Manila of My Childhood

A mental image of Manila for most of us may probably consist of one or two of the following: Jeepneys. Traffic. Poverty. Filthy and congested streets, street children, street vendors, dilapidated buildings and houses, neglected by society.

But underneath the smoke, the dirt, the traffic lie a few more things that most of us have neglected over time. Art. History. Culture. All have been buried deep beneath Manila's dirt and poverty, set aside by most of us in pursuit of other things such as money, success, progress.

My siblings and I visited the Planetarium and the National Museum last November. We had our own little field trip through the Andromeda and nearby galaxies at the Planetarium. It was this round theater with chairs arranged in a circular pattern. Right in the middle of the room is a complex-antique-right-out-of-a-sci-fi-movie looking projector, which had a lot of lenses that shoot up to the dome-shaped ceiling. So we watched this presentation with our heads tilted back to our seats, looking up at the ceiling as if it were the night sky full of stars.

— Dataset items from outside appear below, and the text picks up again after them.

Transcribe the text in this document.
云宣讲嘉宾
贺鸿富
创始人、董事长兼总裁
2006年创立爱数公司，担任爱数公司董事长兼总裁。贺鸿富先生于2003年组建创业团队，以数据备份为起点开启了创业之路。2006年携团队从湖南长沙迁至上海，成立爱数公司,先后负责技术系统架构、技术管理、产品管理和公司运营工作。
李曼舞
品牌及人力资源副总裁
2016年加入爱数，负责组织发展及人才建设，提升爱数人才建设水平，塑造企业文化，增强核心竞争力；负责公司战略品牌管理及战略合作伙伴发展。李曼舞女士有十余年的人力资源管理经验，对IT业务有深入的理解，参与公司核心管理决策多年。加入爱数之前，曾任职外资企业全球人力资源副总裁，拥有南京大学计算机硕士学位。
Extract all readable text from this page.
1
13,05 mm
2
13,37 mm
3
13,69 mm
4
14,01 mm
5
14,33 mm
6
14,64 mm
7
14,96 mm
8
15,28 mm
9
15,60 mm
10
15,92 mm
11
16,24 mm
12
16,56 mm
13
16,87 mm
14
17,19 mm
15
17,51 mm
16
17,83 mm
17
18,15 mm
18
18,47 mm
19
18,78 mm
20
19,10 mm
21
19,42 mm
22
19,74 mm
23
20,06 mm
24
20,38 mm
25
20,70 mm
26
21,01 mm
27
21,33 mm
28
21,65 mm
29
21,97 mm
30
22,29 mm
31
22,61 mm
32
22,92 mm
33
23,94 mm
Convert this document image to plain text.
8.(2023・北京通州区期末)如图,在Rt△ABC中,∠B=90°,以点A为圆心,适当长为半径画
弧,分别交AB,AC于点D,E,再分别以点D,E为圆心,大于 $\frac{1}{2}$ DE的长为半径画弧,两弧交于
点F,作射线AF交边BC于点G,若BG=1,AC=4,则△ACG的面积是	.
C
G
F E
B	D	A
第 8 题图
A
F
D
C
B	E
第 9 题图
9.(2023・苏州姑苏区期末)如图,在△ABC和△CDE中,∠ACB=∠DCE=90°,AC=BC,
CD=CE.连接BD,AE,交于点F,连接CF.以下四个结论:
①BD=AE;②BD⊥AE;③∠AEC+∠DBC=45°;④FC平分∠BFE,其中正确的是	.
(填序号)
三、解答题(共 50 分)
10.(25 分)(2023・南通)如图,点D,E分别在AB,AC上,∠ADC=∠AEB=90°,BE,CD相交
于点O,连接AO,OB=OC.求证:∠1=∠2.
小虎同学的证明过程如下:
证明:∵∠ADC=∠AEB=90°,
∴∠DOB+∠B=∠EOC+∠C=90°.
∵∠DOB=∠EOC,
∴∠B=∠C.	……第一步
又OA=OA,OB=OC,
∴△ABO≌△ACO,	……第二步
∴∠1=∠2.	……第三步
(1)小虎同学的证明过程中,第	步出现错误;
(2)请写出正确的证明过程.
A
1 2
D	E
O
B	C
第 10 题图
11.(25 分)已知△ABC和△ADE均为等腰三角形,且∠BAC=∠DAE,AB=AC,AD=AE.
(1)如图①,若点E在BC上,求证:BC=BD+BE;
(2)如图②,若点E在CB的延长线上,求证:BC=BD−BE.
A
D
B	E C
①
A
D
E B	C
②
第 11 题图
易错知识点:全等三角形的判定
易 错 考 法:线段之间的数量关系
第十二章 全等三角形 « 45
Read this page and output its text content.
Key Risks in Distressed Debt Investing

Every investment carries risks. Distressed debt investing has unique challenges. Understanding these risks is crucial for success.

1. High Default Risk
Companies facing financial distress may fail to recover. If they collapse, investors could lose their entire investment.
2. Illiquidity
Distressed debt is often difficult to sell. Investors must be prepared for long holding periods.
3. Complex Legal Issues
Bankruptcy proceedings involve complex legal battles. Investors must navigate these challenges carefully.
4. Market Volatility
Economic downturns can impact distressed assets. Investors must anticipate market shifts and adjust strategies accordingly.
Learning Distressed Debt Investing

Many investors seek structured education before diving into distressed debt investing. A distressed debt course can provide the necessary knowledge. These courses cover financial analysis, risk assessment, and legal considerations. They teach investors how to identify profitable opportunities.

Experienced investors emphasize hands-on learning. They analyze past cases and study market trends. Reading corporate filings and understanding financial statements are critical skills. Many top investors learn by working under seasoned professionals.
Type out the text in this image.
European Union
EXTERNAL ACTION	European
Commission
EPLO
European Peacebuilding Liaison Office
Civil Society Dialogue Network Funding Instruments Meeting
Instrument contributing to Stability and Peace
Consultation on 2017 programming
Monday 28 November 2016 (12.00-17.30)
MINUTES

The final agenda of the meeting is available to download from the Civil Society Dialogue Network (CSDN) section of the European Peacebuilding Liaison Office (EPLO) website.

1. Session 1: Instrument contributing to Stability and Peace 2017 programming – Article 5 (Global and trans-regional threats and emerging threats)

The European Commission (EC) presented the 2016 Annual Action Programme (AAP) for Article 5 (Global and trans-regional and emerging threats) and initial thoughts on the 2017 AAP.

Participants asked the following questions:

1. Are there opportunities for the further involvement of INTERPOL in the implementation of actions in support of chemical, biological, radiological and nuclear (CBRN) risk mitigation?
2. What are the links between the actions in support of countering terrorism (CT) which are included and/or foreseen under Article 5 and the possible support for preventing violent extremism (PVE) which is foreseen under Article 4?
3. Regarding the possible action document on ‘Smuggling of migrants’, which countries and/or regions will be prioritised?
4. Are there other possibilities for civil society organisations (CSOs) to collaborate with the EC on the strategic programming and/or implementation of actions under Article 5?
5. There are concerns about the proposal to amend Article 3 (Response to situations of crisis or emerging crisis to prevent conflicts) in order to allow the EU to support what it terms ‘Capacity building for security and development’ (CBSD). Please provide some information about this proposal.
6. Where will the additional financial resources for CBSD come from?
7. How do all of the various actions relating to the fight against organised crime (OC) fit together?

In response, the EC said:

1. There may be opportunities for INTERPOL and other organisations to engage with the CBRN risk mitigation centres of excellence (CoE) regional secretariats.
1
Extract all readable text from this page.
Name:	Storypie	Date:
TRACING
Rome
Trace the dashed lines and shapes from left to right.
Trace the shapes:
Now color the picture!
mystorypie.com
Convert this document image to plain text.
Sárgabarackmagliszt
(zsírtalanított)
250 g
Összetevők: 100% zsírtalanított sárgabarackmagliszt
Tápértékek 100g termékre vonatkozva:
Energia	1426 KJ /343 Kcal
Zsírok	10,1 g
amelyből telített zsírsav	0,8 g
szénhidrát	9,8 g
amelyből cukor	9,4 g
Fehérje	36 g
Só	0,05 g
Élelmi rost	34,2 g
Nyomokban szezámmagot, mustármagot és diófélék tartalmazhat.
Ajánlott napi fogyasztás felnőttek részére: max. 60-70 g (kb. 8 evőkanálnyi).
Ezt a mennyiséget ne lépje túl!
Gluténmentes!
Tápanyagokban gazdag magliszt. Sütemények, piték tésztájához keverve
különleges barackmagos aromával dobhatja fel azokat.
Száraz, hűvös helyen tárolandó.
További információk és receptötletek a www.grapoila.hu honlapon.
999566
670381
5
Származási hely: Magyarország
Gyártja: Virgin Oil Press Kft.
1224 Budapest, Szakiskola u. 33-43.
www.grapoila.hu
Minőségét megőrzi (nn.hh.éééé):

After the visit to the Planetarium, we decided to cross the street to the National Museum. It was a gloomy afternoon. The sun was hiding behind grey clouds. It drizzled quite a bit on our way to the museum. We passed through Luneta Park and there stood a towering statue of Lapu-Lapu. If you are Filipino and you do not know who Lapu-Lapu is, you ought to be ashamed of yourself. Just kidding. Anyway, Lapu-Lapu is the first native to resist Spanish forces who tried to colonize the Philippines back in 1500s. So he was regarded as the first Filipino hero. There he was, standing tall, perhaps guarding over Manila somehow. Funny thing is in  the 1500s he fought in Mactan, not Manila. But anyway he also has monument in Cebu.




























The National Museum houses the works of most celebrated Filipino artists and displays artifacts which had been part of Philippine history and way of life. Life depicted through paintings, sculptures, sketches, woodworks, textiles, various arts through various media.

























This was the very first branch of the Bank of the Philippine Islands, originally know as El Banco Espanol Filipino de Isabell II, ushered in the start of the Philippine banking and finance industry.

We were fast growing up. And as cliche as it may sound, how fast time flies. It's refreshing to revisit the places we had gone to when we were children. The last time I was at the Planetarium and National Museum was when I was in third grade, I think. A lot has changed since then, but some things remain the same.